By 1905 De Leon was rejecting the notion of a solely political transformation of society. He asserted the need for an economic wing to the socialist movement and put forward a three-stage theory of revolution: socialists winning the battle of ideas, victory at the ballot-box, and socialist industrial unions supplying the economic might to enforce electoral victory and workers’ power. He also ventured a view of future socialist society that would be an industrial unionist administration. To this end he was a major influence on the formation of two industrial unions: the Socialist Trade and Labour Alliance and then the Industrial Workers of the World – both ultimately to fail.
Socialist unions were never to be the short-cut to a mass class-conscious movement that De Leon might have hoped for. How could they be when, unlike the political wing, an understanding of basic socialist principles was not a condition of membership? Coleman argues that De Leon was not wrong to condemn “pure and simple” trade unions. “His mistake was to attach too much importance to leadership, assuming that dishonest leaders imposed themselves on unwilling union memberships”. The fact is that these leaders had the support of the workers “and this would not be changed by retreat into socialist-run unions, but by hard and sustained persuasion of those who accepted the union status-quo”. In Britain industrial unionism was taken up with enthusiasm by the SLP and even by a short-lived minority in the early SPGB.
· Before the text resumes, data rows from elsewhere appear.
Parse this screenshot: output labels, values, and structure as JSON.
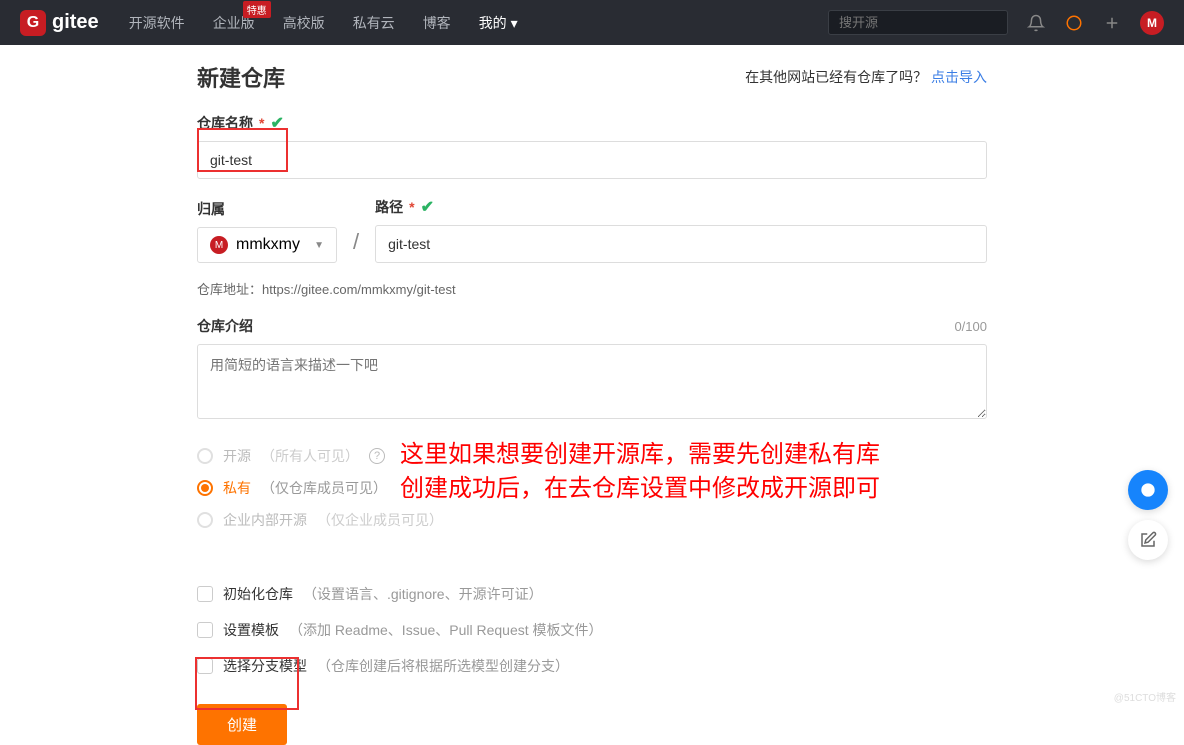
{
  "header": {
    "logo": "gitee",
    "nav": [
      "开源软件",
      "企业版",
      "高校版",
      "私有云",
      "博客",
      "我的"
    ],
    "badge": "特惠",
    "searchPlaceholder": "搜开源",
    "avatarLetter": "M"
  },
  "page": {
    "title": "新建仓库",
    "importQuestion": "在其他网站已经有仓库了吗？",
    "importLink": "点击导入"
  },
  "form": {
    "nameLabel": "仓库名称",
    "nameValue": "git-test",
    "ownerLabel": "归属",
    "ownerValue": "mmkxmy",
    "ownerAvatar": "M",
    "pathLabel": "路径",
    "pathValue": "git-test",
    "urlLabel": "仓库地址：",
    "urlValue": "https://gitee.com/mmkxmy/git-test",
    "introLabel": "仓库介绍",
    "introCounter": "0/100",
    "introPlaceholder": "用简短的语言来描述一下吧"
  },
  "visibility": {
    "open": {
      "label": "开源",
      "hint": "（所有人可见）"
    },
    "private": {
      "label": "私有",
      "hint": "（仅仓库成员可见）"
    },
    "enterprise": {
      "label": "企业内部开源",
      "hint": "（仅企业成员可见）"
    }
  },
  "annotation": {
    "line1": "这里如果想要创建开源库，需要先创建私有库",
    "line2": "创建成功后，在去仓库设置中修改成开源即可"
  },
  "options": {
    "init": {
      "label": "初始化仓库",
      "hint": "（设置语言、.gitignore、开源许可证）"
    },
    "template": {
      "label": "设置模板",
      "hint": "（添加 Readme、Issue、Pull Request 模板文件）"
    },
    "branch": {
      "label": "选择分支模型",
      "hint": "（仓库创建后将根据所选模型创建分支）"
    }
  },
  "submit": "创建",
  "watermark": "@51CTO博客"
}
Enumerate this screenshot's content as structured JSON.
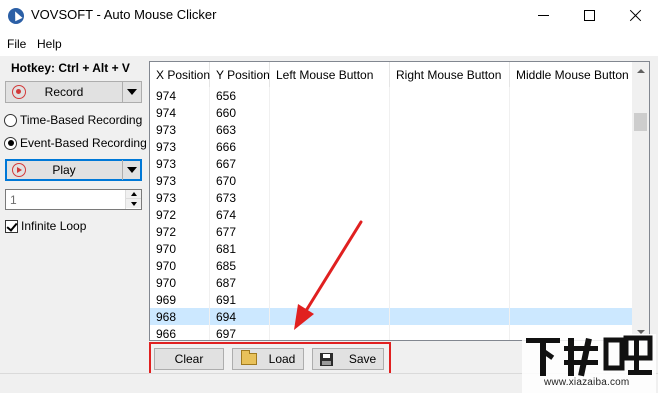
{
  "window": {
    "title": "VOVSOFT - Auto Mouse Clicker",
    "icon": "app-cursor-icon"
  },
  "menu": {
    "file": "File",
    "help": "Help"
  },
  "left_panel": {
    "hotkey": "Hotkey: Ctrl + Alt + V",
    "record_label": "Record",
    "time_based_label": "Time-Based Recording",
    "event_based_label": "Event-Based Recording",
    "selected_mode": "Event-Based Recording",
    "play_label": "Play",
    "repeat_count": "1",
    "infinite_loop_label": "Infinite Loop",
    "infinite_loop_checked": true
  },
  "table": {
    "columns": [
      "X Position",
      "Y Position",
      "Left Mouse Button",
      "Right Mouse Button",
      "Middle Mouse Button"
    ],
    "rows": [
      [
        "974",
        "656",
        "",
        "",
        ""
      ],
      [
        "974",
        "660",
        "",
        "",
        ""
      ],
      [
        "973",
        "663",
        "",
        "",
        ""
      ],
      [
        "973",
        "666",
        "",
        "",
        ""
      ],
      [
        "973",
        "667",
        "",
        "",
        ""
      ],
      [
        "973",
        "670",
        "",
        "",
        ""
      ],
      [
        "973",
        "673",
        "",
        "",
        ""
      ],
      [
        "972",
        "674",
        "",
        "",
        ""
      ],
      [
        "972",
        "677",
        "",
        "",
        ""
      ],
      [
        "970",
        "681",
        "",
        "",
        ""
      ],
      [
        "970",
        "685",
        "",
        "",
        ""
      ],
      [
        "970",
        "687",
        "",
        "",
        ""
      ],
      [
        "969",
        "691",
        "",
        "",
        ""
      ],
      [
        "968",
        "694",
        "",
        "",
        ""
      ],
      [
        "966",
        "697",
        "",
        "",
        ""
      ]
    ],
    "selected_row_index": 13
  },
  "bottom_buttons": {
    "clear": "Clear",
    "load": "Load",
    "save": "Save"
  },
  "watermark": {
    "logo_text": "下载吧",
    "url": "www.xiazaiba.com"
  },
  "colors": {
    "selection": "#cce8ff",
    "annotation": "#e02020",
    "focus_border": "#0078d7"
  }
}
Coleman is quick to point out that De Leon’s post-revolutionary plan, to replace a political state that would “wither away” with a work-based industrial administration, had its unsolved problems. What about those who do not work? For example, the retired, disabled and those in full-time education. Neither, Coleman states, were De Leon’s views on socialism in one country nor his plans for a post-revolution labour-voucher system what one might expect from a consistent socialist. What about free access?
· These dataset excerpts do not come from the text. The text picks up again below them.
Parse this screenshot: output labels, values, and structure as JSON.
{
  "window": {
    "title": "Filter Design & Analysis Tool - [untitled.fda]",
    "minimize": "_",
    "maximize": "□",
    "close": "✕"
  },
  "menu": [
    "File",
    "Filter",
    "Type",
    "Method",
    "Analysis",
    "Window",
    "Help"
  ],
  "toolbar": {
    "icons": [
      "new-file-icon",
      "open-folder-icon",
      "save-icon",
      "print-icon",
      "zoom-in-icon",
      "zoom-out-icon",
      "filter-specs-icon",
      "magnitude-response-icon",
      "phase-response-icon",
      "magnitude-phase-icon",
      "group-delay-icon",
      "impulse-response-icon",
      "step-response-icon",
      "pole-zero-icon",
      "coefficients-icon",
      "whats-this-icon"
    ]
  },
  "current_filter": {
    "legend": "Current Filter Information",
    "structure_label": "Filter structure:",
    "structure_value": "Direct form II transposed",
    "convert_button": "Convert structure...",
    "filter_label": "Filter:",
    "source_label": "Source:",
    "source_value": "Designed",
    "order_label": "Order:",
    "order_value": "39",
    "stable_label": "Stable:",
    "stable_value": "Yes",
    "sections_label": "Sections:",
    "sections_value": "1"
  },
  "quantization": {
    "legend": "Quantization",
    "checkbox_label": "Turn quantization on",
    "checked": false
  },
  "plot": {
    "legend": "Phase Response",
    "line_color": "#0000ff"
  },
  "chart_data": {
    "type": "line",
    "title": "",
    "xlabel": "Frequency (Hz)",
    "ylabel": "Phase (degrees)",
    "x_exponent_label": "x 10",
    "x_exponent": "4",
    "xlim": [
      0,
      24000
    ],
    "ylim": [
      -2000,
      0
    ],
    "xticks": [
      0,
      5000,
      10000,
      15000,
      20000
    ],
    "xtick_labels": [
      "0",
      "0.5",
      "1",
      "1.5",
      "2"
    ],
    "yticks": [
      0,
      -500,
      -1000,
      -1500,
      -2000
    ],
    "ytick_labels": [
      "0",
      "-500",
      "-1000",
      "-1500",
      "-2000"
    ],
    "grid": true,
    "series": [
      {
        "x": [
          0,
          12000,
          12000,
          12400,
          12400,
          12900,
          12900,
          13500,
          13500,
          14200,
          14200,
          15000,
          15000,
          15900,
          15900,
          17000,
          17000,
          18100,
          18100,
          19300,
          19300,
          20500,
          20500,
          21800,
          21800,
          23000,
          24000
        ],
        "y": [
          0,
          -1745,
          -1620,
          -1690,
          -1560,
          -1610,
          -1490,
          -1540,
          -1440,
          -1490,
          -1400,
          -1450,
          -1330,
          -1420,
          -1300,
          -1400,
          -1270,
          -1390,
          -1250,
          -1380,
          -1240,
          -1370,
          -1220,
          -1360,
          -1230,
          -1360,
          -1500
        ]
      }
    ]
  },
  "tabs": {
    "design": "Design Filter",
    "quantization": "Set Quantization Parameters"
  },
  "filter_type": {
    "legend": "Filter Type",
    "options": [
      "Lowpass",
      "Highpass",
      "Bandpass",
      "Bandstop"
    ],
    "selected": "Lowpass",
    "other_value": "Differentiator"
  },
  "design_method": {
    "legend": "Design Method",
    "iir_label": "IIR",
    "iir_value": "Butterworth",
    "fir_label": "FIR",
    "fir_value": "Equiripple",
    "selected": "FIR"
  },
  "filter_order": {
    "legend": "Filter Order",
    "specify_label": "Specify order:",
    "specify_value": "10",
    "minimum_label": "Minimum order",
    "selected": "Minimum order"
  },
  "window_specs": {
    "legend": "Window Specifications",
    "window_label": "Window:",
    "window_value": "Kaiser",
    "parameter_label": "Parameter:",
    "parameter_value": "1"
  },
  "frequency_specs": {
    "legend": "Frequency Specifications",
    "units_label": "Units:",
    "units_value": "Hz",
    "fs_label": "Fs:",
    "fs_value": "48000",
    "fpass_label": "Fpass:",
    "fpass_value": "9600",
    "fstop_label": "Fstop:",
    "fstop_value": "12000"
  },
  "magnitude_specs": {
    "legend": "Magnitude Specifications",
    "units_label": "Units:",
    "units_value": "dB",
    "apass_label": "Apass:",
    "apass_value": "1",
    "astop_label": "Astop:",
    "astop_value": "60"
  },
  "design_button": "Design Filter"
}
These were certainly lapses. But De Leon was a product of his times. Coleman claims that his industrial administration theory was borrowed from Edward Bellamy’s utopian work Looking Backward and of course even Marx came up with a labour-voucher scheme in his Critique of the Gotha Programme. In final mitigation, Coleman points out that De Leon was unable to spend time working out an entirely coherent conception of socialism because he was too busy recruiting socialists.
Although Coleman can hardly suppress a glowing respect for this giant amongst pioneer socialists, his is not an uncritical account of De Leon’s life and ideas. De Leon’s failings as a revolutionary socialist are openly and clearly brought out and, in many respects, account for the greater part of Coleman’s work.
Indeed this book, apart from its biographical content, should achieve the status of a handbook to the do’s and don’ts of socialist strategy. As well as being a well-researched scholarly work, it is accessible and eminently readable. It only remains to add that a cheaper, paper-back version will be published later.